Como fica a situação destes casais ? Terão que resolver parcialmente ("dissolução parcial") a sociedade ? Poderão alterar o regime matrimonial de bens justamente para escaparem da proibição do artigo 977 do CC ? Qual a solução ?
É certo e sabido que o CC/2002, no artigo 1639, § 2º, de forma expressa, admitiu a possibilidade de o regime matrimonial de bens ser alterado, desde que através de autorização judicial em pedido fundamentado de ambos os cônjuges.
Desta forma, através de uma análise perfunctória, num primeiro momento, poderia ser adotada como solução a possibilidade daqueles casais requererem ao respectivo Juízo a mudança de regime, a fim de possibilitar a continuidade da sociedade entre eles.
Mas, e se não fosse admitida a alteração do regime, seria caso de "dissolução parcial", ou seja, resolver o vínculo de um dos cônjuges com a sociedade ?
Com a devida vênia, entendo que as duas soluções acima referidas afrontam não só o estado jurídico daqueles cônjuges, mas principalmente o próprio ordenamento jurídico, uma vez que desrespeitam direitos e garantias fundamentais, precisamente o princípio da segurança jurídica, senão vejamos :
Na esteira deste raciocínio, não se pode perder de vista o disposto no artigo 2039 do CC/2002, que preceitua que o regime de bens nos casamentos celebrados na vigência do Código Civil anterior é o por ele estabelecido. Em outras palavras, aquelas pessoas casadas antes do atual CC/2002 não podem alteram o regime de bens, vez que a disciplina anterior previa a imutabilidade.
No tocante à "dissolução parcial", acaso adotada como "solução", na realidade acaba ofendendo direitos subjetivos daqueles cônjuges, pois quando constituíram a sociedade o legislador não vedava tal constituição. Pelo contrário, o entendimento doutrinário e jurisprudencial admitia, inclusive, o Órgão administrativo com incumbência do registro das sociedades realizava o arquivamento dos atos constitutivos.
A solução deve passar obrigatoriamente pela Constituição da República, nossa Lei Maior, vez que o artigo 2031 do CC/2002 não pode ser aplicado à hipótese, sob pena de ser considerado inconstitucional, face à flagrância violação ao disposto no artigo 5º, inciso XXXVI, da Carta Magna, que prestigia o princípio da segurança jurídica, várias vezes violado pelo legislador infraconstitucional, ou seja, a lei não pode violar o direito adquirido, o ato jurídico perfeito e a coisa julgada.
No presente caso, aqueles cônjuges quando constituíram a sociedade acabaram formalizando o ato constitutivo, sendo assim, urge que sejam respeitados o ato jurídico perfeito e o direito adquirido.
Ademais, o próprio artigo 2035 do CC/2002 acaba por contribuir para esta solução quando preceitua que a validade dos negócios jurídicos e demais atos jurídicos, constituídos antes da entrada em vigor deste Código, obedece ao disposto nas leis anteriores, referidas no artigo 2045 do mesmo diploma legal.
À época do Código Comercial e do Código Civil de 1916 não existia qualquer vedação para a constituição de sociedades entre cônjuges independentemente do regime matrimonial de bens, o que faz com se chegue à conclusão de que aquelas sociedades devem ser consideradas válidas, até porque atenderam aos requisitos genéricos e específicos de validade.
Em suma, os cônjuges casados antes do atual CC/2002 não podem modificar o regime matrimonial de bens, pois quando casaram o mesmo era imutável, já sabiam da regra do jogo.
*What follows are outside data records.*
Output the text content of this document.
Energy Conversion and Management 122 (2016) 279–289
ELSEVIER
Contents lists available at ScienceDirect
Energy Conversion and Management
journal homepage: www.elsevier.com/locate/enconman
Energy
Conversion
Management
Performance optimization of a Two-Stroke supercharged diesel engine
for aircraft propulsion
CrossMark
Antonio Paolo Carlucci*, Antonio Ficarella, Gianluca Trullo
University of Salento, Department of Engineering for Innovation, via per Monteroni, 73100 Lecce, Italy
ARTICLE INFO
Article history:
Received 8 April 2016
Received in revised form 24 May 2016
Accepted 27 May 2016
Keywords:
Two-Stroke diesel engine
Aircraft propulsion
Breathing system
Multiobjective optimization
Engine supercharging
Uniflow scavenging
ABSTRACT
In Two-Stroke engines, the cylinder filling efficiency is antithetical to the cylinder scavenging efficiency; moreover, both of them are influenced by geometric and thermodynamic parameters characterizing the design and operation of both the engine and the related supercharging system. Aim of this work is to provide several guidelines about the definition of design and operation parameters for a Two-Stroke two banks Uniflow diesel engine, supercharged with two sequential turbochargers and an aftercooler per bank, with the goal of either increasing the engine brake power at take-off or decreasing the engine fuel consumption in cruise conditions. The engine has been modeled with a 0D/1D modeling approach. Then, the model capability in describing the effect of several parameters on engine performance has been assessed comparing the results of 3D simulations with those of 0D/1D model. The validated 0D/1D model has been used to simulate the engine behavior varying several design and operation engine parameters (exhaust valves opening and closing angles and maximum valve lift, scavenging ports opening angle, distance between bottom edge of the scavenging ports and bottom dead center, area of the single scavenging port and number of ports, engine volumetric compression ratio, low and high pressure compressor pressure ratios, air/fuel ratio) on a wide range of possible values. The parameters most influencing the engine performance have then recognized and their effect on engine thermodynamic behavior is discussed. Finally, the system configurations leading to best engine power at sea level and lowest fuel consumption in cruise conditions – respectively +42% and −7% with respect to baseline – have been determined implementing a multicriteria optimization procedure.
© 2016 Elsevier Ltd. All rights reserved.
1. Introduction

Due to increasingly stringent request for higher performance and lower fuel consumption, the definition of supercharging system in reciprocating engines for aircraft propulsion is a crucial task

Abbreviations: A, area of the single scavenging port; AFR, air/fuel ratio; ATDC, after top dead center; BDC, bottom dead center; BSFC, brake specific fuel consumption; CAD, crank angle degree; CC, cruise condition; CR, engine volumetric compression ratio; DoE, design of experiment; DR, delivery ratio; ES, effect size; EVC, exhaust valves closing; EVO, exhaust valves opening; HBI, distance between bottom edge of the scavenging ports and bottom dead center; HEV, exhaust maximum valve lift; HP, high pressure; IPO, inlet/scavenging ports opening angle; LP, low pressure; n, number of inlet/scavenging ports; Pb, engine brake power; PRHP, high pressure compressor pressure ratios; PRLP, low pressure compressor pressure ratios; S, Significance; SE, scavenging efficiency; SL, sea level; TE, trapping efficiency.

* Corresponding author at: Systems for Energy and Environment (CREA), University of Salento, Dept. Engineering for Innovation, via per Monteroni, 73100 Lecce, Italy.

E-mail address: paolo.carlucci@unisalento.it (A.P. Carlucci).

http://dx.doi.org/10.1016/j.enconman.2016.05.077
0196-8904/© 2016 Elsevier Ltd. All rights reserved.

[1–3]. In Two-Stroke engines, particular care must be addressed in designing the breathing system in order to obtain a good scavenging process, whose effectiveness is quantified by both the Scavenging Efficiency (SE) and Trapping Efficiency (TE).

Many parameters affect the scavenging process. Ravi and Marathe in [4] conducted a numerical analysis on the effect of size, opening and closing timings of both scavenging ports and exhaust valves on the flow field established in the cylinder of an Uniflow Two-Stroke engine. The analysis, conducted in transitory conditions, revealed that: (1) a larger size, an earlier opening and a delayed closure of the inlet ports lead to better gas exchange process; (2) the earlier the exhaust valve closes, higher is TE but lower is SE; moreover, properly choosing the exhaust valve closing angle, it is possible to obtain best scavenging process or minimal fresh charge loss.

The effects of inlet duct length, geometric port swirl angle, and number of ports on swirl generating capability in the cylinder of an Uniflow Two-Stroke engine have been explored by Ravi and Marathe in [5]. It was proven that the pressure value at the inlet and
No entanto, caso tenham constituído sociedade entre si ou com terceiros, de toda sorte, esta não pode, com fundamento no artigo 977 do CC/2002, ser dissolvida sequer parcialmente, sob pena de ser violado o princípio constitucional da segurança jurídica.
Esta é a singela contribuição, respeitando-se os entendimentos em contrário.
Notas
1 Por todos, Rubens Requião, Curso de Direito Comercial, volume 1, editora Saraiva-2003
2 A Lei nº 10.838, de 30 de janeiro de 2004, artigo 1º, ampliou o prazo para dois anos.